Récapitulons le raisonnement. Pour infecter son hôte, le nouveau coronavirus emploie une protéine dite S (un «spicule») capable de se lier à des récepteurs (ACE2)  exprimés à la surface de certaines cellules humaines. Plus précisément, la reconnaissance se fait via le domaine de liaison de la protéine S, comme une clé avec une serrure. Or la portion du génome viral correspondante (dite RBD, receptor binding domain) est très stable, sans doute parce qu’elle est au cœur de la capacité du virus à se répliquer.

Par chance, il s’avère que les anticorps produits par les personnes infectées pour se défendre contre le coronavirus ciblent précisément le domaine de liaison de la protéine, très peu à même d’évoluer. Il devrait donc en aller de même d’un futur vaccin.

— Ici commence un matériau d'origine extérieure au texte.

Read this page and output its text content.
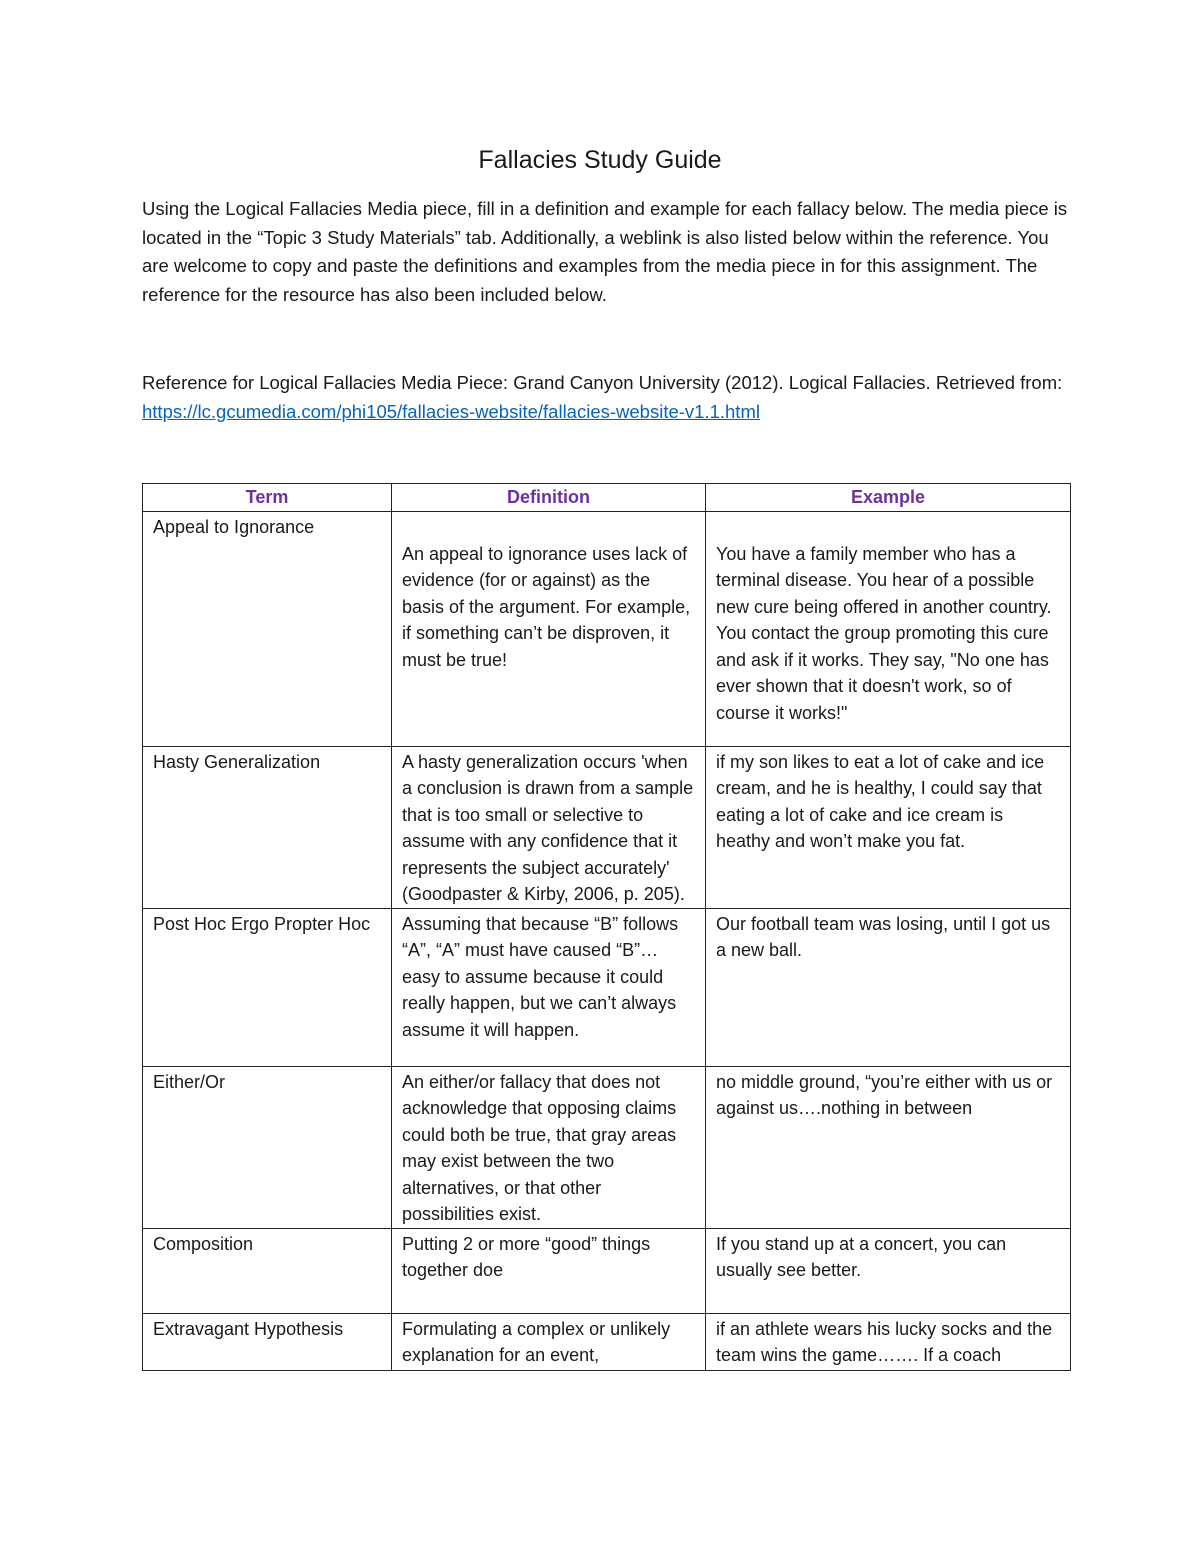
Fallacies Study Guide

Using the Logical Fallacies Media piece, fill in a definition and example for each fallacy below. The media piece is located in the “Topic 3 Study Materials” tab. Additionally, a weblink is also listed below within the reference. You are welcome to copy and paste the definitions and examples from the media piece in for this assignment. The reference for the resource has also been included below.

Reference for Logical Fallacies Media Piece: Grand Canyon University (2012). Logical Fallacies. Retrieved from: https://lc.gcumedia.com/phi105/fallacies-website/fallacies-website-v1.1.html

Term	Definition	Example
Appeal to Ignorance	An appeal to ignorance uses lack of evidence (for or against) as the basis of the argument. For example, if something can’t be disproven, it must be true!	You have a family member who has a terminal disease. You hear of a possible new cure being offered in another country. You contact the group promoting this cure and ask if it works. They say, "No one has ever shown that it doesn't work, so of course it works!"
Hasty Generalization	A hasty generalization occurs 'when a conclusion is drawn from a sample that is too small or selective to assume with any confidence that it represents the subject accurately' (Goodpaster & Kirby, 2006, p. 205).	if my son likes to eat a lot of cake and ice cream, and he is healthy, I could say that eating a lot of cake and ice cream is heathy and won’t make you fat.
Post Hoc Ergo Propter Hoc	Assuming that because “B” follows “A”, “A” must have caused “B”…easy to assume because it could really happen, but we can’t always assume it will happen.	Our football team was losing, until I got us a new ball.
Either/Or	An either/or fallacy that does not acknowledge that opposing claims could both be true, that gray areas may exist between the two alternatives, or that other possibilities exist.	no middle ground, “you’re either with us or against us….nothing in between
Composition	Putting 2 or more “good” things together doe	If you stand up at a concert, you can usually see better.
Extravagant Hypothesis	Formulating a complex or unlikely explanation for an event,	if an athlete wears his lucky socks and the team wins the game……. If a coach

Un virus à réservoir humain. Autre élément défavorable à une évolution accélérée du nouveau coronavirus: pour l’heure, celui-ci semble prospérer au sein de la seule espèce humaine. Il est certes capables d’infecter les chats et quelques autres espèces, mais pas de se répliquer efficacement chez eux, pour autant qu’on sache.

Didier Trono:

«Si vous avez un virus, comme celui de la grippe, qui se ressource dans d’autres espèces animales tous les ans, vous n’allez pas pouvoir vacciner tous les poulets et les cochons du monde. Mais si on a un virus qui a finalement fait son choix pour l’espèce humaine, comme ce semble être le cas, on peut se dire qu’avec un vaccin on pourra l’éradiquer.»

C’est par exemple le cas de la variole, déclarée éradiquée en 1980, et de la rougeole, qui pourrait connaître le même sort si le taux de couverture vaccinal était suffisant.